Area Code 615 basically consisted of Kenny Buttrey, Charlie McCoy, Norbert Putnam, David Briggs, Mac Gayden, Wayne Moss, Bobby Thompson, Buddy Spicher and Weldon Myrick. A handful of the finest musicians in Nashville who for two albums and a few concert appearances, let their hair down and produced a new fusion of r&b and country music that proved very exciting listening.

Like Ernest Tubb when he added electric lead guitar, Jimmie Rodgers who used a small jazz combo and Bob Wills who incorporated brass, eventually the Area Code sound became an accepted part of country music. Five years after first hearing the group, and criticising them harshly, I now find their sound good and believe that it is an important and necessary extension to the basic country music we have come to know.
They met rock’n’roll head on and confronted the newer breed of West Coast musicians to assimilate a style to suit their own kind. The Area Code musicians emphasised the living nature of the music. The band was an intricate blend of individual country-rock musicians who nonetheless knew how to get into what each of the other was doing. The result as sampled on the two albums they produced—AREA CODE 615 and TRIP IN THE COUNTRY (now re-released as a double album on Polydor 2683-040)—is some of the best good-time music to be heard anywhere.
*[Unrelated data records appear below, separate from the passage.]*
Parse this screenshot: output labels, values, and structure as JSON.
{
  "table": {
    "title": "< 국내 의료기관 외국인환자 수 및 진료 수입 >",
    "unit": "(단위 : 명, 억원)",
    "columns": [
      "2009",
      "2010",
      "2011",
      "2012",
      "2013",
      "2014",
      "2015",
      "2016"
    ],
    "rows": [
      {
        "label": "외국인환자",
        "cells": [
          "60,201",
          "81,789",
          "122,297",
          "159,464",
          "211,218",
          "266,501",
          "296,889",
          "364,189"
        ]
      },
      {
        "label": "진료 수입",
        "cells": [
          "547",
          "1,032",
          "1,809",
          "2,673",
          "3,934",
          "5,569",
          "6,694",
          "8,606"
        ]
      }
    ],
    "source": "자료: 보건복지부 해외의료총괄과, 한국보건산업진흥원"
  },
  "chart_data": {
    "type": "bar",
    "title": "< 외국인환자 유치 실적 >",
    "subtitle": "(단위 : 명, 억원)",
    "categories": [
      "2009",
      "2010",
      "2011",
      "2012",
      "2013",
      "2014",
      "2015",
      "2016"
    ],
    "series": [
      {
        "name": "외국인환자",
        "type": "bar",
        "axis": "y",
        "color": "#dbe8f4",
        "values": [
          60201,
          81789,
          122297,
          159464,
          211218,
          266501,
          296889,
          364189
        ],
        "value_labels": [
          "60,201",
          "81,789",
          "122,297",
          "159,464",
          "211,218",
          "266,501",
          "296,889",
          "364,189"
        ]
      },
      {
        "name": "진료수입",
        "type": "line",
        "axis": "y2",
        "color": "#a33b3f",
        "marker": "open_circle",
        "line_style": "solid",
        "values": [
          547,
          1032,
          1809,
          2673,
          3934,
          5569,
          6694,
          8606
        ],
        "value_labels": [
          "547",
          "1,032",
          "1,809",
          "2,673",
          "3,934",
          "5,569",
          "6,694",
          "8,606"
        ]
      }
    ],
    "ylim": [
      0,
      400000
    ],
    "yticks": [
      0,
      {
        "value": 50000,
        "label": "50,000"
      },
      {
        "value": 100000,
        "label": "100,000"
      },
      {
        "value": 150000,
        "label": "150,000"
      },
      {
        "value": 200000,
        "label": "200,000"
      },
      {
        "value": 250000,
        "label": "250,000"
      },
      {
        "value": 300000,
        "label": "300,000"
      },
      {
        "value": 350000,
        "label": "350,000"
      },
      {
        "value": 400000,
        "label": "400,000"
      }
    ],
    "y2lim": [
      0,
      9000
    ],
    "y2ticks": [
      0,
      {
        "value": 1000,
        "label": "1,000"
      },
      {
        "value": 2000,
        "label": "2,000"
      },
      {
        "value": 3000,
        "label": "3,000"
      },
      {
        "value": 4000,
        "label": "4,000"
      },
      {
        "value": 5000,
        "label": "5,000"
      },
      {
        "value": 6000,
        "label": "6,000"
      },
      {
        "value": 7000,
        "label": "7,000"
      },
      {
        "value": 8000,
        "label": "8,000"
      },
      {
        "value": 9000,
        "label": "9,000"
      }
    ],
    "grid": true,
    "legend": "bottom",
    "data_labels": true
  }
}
The second album is probably better than the first, although some of the impact is diminished by familiarity with the idiom. There’s a sense of tightness and direction to the band, held together by the drumming of Kenny Buttrey and the work of Norbert Putnam. They move from hoedown to sheer funk with great alacrity, Grey Suit Men a rocker written by Gayden and sung by Buttrey to the long complex Devil Weed And Me, a mini-suite with some excellent piano from Briggs.

Charlie McCoy’s harmonica playing is a sheer delight. He really carries Stone Fox Chase and adds some plaintive phrases all the way through their work. Those who prefer the bluegrass side will dig Bobby Thompson’s banjo and Buddy Spicher’s slashing fiddle on Katy Hill. Musicianship is a beautiful thing when used as a tool rather than an end and few people know how to manage it better than Area Code 651.

The group no longer functions, each member being more than a special soloist, but there are things that they can do best only when united. The group cohesive, the supreme collectivity of souls in a musical union will never die.

Country music needs musicians like those of the Area Code kind to drag its feet away from repetition and stagnation. Too much of the regular music produced by Nashville is mundane and stereotyped. It’s a case of the same old licks day-in, day-out. Don’t ever think though that what the Area Code people did was strictly country music. It wasn’t. But it did reflect the changes that the music is undergoing in the 1970s, and it put back feeling, and a certain amount of ‘roots’ into a musical idiom that was fast strangling itself in outdated and outmoded methods that were formed many years ago.

On reflection the group gave country music a much-needed shot in the arm. Much of what went on it the two albums they produced gave others the incentive to experiment within the loose confines of country music. Too see what could be achieved without sacrificing feeling, and perhaps bring the music to a wider, untapped audience.